Disciplinar o foro? Sim! Extingui-lo? Seria um desastre. É uma pena que também a imprensa, nesse caso, assuma uma perspectiva pobremente militante
Em tempos em que se discute se o foro especial é mesmo a mãe, ou o pai, da impunidade e do privilégio, um evento deve ser trazido à luz. Ele dá conta da falta que pode fazer, em certos casos, um tribunal superior com coragem de punir. Antes, alguns dados. Uma certa Frente Nacional de Luta Campo e Cidade (FNL) resolveu invadir, de uma vez só, 100 fazendas em 12 Estados. E a turma o fez, atenção!, entre a madrugada de sábado e manhã de domingo. É o que os companheiros chamam “Carnaval Vermelho”. O chefão do grupo é José Rainha Júnior, um dissidente do MST.
Nem a milícia de João Pedro Stedile —
que, com frequência, se comporta como organização criminosa e não
repudia nem mesmo atos com características terroristas — tolerou os
métodos de Rainha. Em 2007, ele foi afastado do grupo, embora ainda se
considere da turma e use os emblemas do movimento. Mas vamos ao que me interessa em particular nesse caso, além, é evidente, de lamentar a truculência bandoleira de Rainha.
Luiz Antonio Nabhan Garcia, presidente
da União Democrática Ruralista (UDR), afirmou que a entidade vai entrar
com uma representação criminal contra o dito-cujo. E disse o óbvio:
“Invasão é crime, e José Rainha já foi condenado a mais de 30 anos de
prisão. No entanto, continua sua atividade criminosa. Está na hora de as
autoridades, inclusive as do Judiciário, mostrarem que estão aí para
ser respeitadas e não para sofrer esse tipo de deboche”.
“Ah, Reinaldo, Garcia deve estar
mentindo, né? Afinal, ele é da associação dos proprietários.” Não! Não
está. Rainha já foi condenado, em 2015, em primeira instância, a 31 anos
e cinco meses de cadeia por coisas simples como estelionato, extorsão e
formação de quadrilha. Conseguiu um habeas corpus e aguarda o
julgamento do recurso em liberdade. Ah, só faz dois anos… Não! As
investigações dos casos mais cabeludos, levada a efeito pelo Ministério
Público, datam de 2011. O órgão reuniu evidências de que ele e seus
capangas passaram a praticar extorsão aberta contra fazendeiros — vale
dizer: cobrar um resgate para que a propriedade não fosse invadida e
incendiada. Reuniram-se as evidências do pagamento de dinheiro.
De volta ao ponto
Agora digam depressa: o Foro Especial
por Prerrogativa de Função não é mesmo um assombro da impunidade, gente?

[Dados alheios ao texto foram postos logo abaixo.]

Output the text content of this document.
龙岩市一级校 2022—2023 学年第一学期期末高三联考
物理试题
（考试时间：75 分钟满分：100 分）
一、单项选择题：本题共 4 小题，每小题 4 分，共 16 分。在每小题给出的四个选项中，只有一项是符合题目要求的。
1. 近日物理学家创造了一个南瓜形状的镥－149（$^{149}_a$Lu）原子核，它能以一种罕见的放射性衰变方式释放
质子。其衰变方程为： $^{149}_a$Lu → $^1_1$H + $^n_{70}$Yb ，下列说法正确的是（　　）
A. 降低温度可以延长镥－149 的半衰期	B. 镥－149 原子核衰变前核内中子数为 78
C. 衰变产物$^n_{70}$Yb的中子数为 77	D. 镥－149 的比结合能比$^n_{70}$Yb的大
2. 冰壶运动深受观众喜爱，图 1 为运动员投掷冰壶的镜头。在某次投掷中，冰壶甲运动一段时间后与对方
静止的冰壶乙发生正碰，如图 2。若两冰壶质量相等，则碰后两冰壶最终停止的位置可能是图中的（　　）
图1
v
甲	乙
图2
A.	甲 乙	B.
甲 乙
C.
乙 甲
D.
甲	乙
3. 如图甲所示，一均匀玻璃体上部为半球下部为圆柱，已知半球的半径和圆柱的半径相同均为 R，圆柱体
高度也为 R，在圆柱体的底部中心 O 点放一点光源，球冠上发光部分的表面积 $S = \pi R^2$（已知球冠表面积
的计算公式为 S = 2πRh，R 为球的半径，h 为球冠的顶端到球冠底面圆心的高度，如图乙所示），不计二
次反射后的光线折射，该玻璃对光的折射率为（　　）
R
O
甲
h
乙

Eis Rainha! O que explica um sujeito como ele estar solto, cometendo
crimes em penca? É um tanto melancólico constatar que, a
cada dia, o que menos importa nos, digamos, “eventos” é a objetividade.
Creio que, sei lá, uns 95% dois casos judiciais do Brasil, de todos
eles, tramitem em instâncias inferiores. E o que temos aí? O Éden?
Comparar, como passou a ser moda, o número de condenações aplicadas por
Sergio Moro com as punições decididas pelo Supremo é um despropósito.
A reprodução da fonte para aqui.